"How did it come to pass that an opposition's measure of a president's foreign policy was all or nothing, success or "failure"? The answer is that the political absolutism now normal in Washington arrived at the moment--Nov. 7, 2000--that our politics subordinated even a war against terror to seizing the office of the presidency." - Daniel Henninger - WSJ 11/18/05
"the slovenliness of our language makes it easier for us to have foolish thoughts." - George Orwell

Thursday, August 24, 2006

NY Times - A Matter of Appearances

Following the Judge Anna Diggs Taylor ruling against the NSA wiretapping program, the NY Times applauded and said among many other things that, "the ruling eviscerated the absurd notion on which the administration’s arguments have been based."

Now the Times finds itself in a bit of an uncomfortable position; Taylor's ruling is being questioned due to a conflict of interest. Well, the "old, gray, pootbag" editorializes this morning on the question of that "conflict."

From the NY Times:

it would have been prudent for her to disclose any activity that might conceivably raise questions about her ability to be impartial. Regrettably, it was left to a conservative group, Judicial Watch, to point out her role as a trustee to a foundation that had given grants to a branch of the American Civil Liberties Union, a plaintiff in the case.
"Regrettably, it was left to a conservative group...." Would the Times editorial board have found it "regrettable" if the judge in question was a conservative? No, I think they'd be all over his/her honor, like white on rice.

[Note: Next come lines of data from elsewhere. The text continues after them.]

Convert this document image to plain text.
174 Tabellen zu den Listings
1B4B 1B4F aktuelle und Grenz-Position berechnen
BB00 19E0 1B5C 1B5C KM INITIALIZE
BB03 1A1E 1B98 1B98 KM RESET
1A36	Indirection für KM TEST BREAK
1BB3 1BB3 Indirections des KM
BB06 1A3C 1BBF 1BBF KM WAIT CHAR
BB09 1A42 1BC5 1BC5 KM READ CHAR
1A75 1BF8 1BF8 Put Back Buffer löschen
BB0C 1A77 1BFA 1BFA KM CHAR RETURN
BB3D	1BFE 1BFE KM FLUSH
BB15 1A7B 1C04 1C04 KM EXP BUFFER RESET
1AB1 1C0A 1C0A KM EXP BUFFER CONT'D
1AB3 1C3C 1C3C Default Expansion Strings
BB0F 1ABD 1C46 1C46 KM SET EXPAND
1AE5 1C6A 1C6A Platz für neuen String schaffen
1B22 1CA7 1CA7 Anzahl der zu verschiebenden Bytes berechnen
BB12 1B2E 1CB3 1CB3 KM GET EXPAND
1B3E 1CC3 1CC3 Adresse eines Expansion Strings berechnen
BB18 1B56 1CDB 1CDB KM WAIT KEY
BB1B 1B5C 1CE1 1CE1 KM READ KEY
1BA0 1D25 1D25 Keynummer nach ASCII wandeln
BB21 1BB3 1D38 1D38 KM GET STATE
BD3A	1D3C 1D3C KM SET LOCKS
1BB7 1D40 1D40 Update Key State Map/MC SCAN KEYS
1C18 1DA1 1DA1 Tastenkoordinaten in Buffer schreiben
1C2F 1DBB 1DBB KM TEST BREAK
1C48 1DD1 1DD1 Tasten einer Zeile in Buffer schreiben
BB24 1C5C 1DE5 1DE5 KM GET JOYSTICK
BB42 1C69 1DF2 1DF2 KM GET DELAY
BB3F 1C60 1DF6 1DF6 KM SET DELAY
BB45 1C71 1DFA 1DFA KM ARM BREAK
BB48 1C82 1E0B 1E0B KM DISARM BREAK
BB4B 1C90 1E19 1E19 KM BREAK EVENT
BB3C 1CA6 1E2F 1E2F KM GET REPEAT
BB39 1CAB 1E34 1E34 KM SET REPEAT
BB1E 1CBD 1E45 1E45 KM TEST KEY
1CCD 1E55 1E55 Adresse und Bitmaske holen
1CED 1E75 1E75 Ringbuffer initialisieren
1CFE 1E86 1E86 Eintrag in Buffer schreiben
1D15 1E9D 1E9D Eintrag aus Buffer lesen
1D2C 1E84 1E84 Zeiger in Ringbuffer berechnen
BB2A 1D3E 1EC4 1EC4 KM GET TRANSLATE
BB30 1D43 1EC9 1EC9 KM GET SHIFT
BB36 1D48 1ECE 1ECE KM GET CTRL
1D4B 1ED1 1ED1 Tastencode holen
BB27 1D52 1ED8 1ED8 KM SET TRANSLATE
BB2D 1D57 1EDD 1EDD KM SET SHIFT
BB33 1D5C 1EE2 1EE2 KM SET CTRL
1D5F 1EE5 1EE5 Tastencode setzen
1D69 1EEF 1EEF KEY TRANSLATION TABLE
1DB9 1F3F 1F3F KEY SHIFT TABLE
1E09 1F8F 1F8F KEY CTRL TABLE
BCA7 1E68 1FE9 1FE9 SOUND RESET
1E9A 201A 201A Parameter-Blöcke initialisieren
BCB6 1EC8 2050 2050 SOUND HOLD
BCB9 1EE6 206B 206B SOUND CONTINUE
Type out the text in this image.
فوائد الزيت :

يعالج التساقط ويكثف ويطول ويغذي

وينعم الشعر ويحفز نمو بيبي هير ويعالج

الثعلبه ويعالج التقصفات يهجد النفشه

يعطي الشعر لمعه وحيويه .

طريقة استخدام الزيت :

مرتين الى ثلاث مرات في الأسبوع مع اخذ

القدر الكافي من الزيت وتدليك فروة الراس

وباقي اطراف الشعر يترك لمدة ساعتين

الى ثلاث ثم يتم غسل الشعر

But hey, it's not such a big deal:
While the judge clearly erred in not disclosing this involvement, it wouldn’t seem, based on the known facts, to rise to the level of a conflict of interest reasonably requiring that she recuse herself from hearing the case under existing ethics rules.
No big deal as long as you're not a conservative....

Dean Barnett at HughHewitt's blog picked up on this too!